The Reconciliation of Fire, Ice, and Eyre
Character Analysis and Symbolism of St. John Rivers with Jane Eyre in the novel Jane Eyre
Through Jane’s internal struggle with St. John, Bronte utilizes an ice motif to examine the surrender of passion to cold rational piety and the consequential unhealthy depravity of the individual’s condition.Observing St. John, Jane notes the “cold cumbrous” aurathat he possesses yet strongly asserts that he is “a good man,” doing “what was good and great, certainly” (393).
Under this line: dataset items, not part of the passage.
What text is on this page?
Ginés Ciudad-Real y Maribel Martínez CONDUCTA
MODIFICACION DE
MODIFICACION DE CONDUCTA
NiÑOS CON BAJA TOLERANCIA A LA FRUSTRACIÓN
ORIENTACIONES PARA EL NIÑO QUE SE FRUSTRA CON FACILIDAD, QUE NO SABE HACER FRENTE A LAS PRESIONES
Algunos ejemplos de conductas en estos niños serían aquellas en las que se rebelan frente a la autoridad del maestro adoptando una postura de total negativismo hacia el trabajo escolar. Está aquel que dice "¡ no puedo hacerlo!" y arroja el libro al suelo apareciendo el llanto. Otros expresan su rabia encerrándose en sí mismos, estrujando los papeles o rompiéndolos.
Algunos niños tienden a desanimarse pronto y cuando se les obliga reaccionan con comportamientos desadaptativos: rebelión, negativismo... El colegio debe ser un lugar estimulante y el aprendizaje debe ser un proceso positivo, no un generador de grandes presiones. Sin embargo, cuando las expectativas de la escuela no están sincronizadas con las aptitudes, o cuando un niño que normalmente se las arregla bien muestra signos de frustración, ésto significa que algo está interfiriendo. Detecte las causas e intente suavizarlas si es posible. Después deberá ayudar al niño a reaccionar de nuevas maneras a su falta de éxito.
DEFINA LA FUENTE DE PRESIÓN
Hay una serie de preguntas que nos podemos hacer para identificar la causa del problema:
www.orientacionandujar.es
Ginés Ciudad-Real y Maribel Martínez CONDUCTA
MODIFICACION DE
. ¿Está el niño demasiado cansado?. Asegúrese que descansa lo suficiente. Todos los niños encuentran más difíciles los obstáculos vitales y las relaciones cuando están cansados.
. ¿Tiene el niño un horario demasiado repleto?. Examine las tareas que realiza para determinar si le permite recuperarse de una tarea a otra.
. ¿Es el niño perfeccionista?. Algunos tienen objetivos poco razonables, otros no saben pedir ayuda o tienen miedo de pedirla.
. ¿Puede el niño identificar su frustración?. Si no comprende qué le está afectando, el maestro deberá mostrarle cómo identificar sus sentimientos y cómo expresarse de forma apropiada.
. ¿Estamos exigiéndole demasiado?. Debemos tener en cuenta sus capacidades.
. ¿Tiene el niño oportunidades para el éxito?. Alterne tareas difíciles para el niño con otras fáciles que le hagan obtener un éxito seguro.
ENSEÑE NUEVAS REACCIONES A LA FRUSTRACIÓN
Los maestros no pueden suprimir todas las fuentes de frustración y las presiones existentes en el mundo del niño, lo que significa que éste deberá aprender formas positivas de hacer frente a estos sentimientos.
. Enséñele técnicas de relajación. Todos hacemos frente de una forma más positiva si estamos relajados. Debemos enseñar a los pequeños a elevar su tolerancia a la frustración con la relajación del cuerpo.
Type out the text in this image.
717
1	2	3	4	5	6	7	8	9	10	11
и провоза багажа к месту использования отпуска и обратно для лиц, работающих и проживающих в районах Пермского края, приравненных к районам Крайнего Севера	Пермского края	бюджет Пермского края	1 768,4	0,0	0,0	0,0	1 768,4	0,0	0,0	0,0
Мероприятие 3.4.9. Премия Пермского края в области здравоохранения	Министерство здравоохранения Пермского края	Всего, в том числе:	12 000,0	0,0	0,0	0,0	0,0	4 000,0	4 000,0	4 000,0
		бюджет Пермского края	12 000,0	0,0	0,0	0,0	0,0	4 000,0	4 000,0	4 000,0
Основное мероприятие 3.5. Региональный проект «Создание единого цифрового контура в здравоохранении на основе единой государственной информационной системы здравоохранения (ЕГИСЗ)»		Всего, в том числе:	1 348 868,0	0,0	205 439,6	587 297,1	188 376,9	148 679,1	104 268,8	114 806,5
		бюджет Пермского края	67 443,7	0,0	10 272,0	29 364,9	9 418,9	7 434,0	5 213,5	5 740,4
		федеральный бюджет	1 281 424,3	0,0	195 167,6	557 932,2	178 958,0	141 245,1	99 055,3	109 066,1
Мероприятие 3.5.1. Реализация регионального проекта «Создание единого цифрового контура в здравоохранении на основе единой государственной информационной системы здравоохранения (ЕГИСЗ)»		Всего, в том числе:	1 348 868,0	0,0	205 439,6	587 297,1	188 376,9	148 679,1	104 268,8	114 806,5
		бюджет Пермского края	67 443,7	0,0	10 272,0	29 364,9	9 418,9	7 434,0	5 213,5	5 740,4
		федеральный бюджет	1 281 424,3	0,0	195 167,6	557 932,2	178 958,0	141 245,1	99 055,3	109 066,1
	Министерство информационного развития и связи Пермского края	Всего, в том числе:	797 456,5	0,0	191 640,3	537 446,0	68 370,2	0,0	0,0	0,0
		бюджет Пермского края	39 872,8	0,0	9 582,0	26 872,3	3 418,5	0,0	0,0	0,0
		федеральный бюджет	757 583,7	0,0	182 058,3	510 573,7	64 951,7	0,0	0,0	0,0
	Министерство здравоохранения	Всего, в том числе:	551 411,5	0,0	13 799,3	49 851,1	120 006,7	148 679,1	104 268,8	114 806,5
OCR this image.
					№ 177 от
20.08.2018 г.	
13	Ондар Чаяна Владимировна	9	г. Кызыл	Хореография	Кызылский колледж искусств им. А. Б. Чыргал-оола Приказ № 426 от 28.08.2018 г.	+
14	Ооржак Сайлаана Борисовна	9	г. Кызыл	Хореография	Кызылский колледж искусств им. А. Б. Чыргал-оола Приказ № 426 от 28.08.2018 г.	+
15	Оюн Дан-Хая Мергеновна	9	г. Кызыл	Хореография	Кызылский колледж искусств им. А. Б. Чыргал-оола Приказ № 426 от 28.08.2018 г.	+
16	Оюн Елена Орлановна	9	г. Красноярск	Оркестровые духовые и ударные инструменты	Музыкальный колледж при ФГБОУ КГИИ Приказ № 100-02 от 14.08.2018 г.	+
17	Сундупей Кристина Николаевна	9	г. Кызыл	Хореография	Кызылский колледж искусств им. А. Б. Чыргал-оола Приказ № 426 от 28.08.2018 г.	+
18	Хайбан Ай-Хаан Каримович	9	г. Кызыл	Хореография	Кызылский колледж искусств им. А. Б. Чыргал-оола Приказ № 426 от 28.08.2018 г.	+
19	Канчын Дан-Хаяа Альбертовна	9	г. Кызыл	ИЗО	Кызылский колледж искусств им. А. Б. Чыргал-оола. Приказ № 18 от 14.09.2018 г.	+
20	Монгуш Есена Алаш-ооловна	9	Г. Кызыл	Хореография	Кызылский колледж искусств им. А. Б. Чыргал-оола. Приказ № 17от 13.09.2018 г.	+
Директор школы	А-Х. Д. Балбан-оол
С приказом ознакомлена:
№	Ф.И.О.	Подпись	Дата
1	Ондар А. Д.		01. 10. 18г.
Through passionate judgment, Jane recognizes the “cumbrous” coldness that underlies St. John’s character. However, her reason, influenced and almost inculcated by St. John, overpowers her emotional examination. She rationally yet too simply connects that St. John’s unwavering Christian devotion makes him “a good man,” and thus concludes that he is only capable of doing the “good and great,” the moral.Through Jane’s early disregard of her instinctual passion of fire and embrace of logic and – unknowingly – rhetorical fallacy, Brontë utilizes the initial “cold cumbrous” imagery of ice to foreshadow the impending snowstorm of anguish that Jane obliviously enters.
As Jane endures St. John’s tasks of learning Hindustani and rationally obeys, she experiences “icy kisses…freezing spells” and ignores the turbulent passion that inwardly shouts of the inequities of “disowning half my nature, stifling half my faculties” (397-398). By employing the ice motifs of “icy kisses” and “freezing spells” that “[stifle] half [of Jane’s] faculties,” Bronte evokes a sense of arctic frigidity that barricades and internally pains Jane in an icy prison of control. Brontë further suggests that without passion, “half my nature,” Jane is semi-aware of the patriarchal dominance that St. John exerts through his “spell” of control and Divine Providence.His freezing spells “appear to cloud and obscure [Eyre’s] judgment” (La Monaca 3).Subduing emotional passion for the logical follow of St. John and thus God’s will, Jane continues to wish to please him, but eventually “[awakes]…trembling and quivering…the convulsion of despair” (Brontë 367) and exclaiming that “to burn inwardly…would be unendurable!” (408). Through Jane’s “convulsion of despair,” Bronte uses her boiling anguish right after the usage of the ice motif to illuminate the extreme degree of Jane’s depravity and highlight the unhealthiness of an unbalance between passionate self-indulgence and cold rational self-restraint. Additionally, Jane’s suppressed passion “awakes,” empowering her to emotionally melt the “unendurable” dehumanizing ice of frigid female oppression imposed by St. John. Thus, Bronte uses the ice motif and Jane’s internal boiling conflict with St. John to examine that passion rekindles the flames of spiritual healthiness and ultimately feminism strength.
Brontë, Charlotte. Jane Eyre. New York: Oxford University Press, 1975. Print.
Gilbert, Sandra M., and Susan Gubar. “A Dialogue of Self and Soul: Plain Jane’s Progress.”
The Madwoman in the Attic. New Haven: Yale University Press, 1976. Print.
Lamonaca, Maria. “Jane’s Crown of Thorns: Feminism and Christianity in Jane Eyre.” Studies in the Novel. 34.3 (2002): 245-263.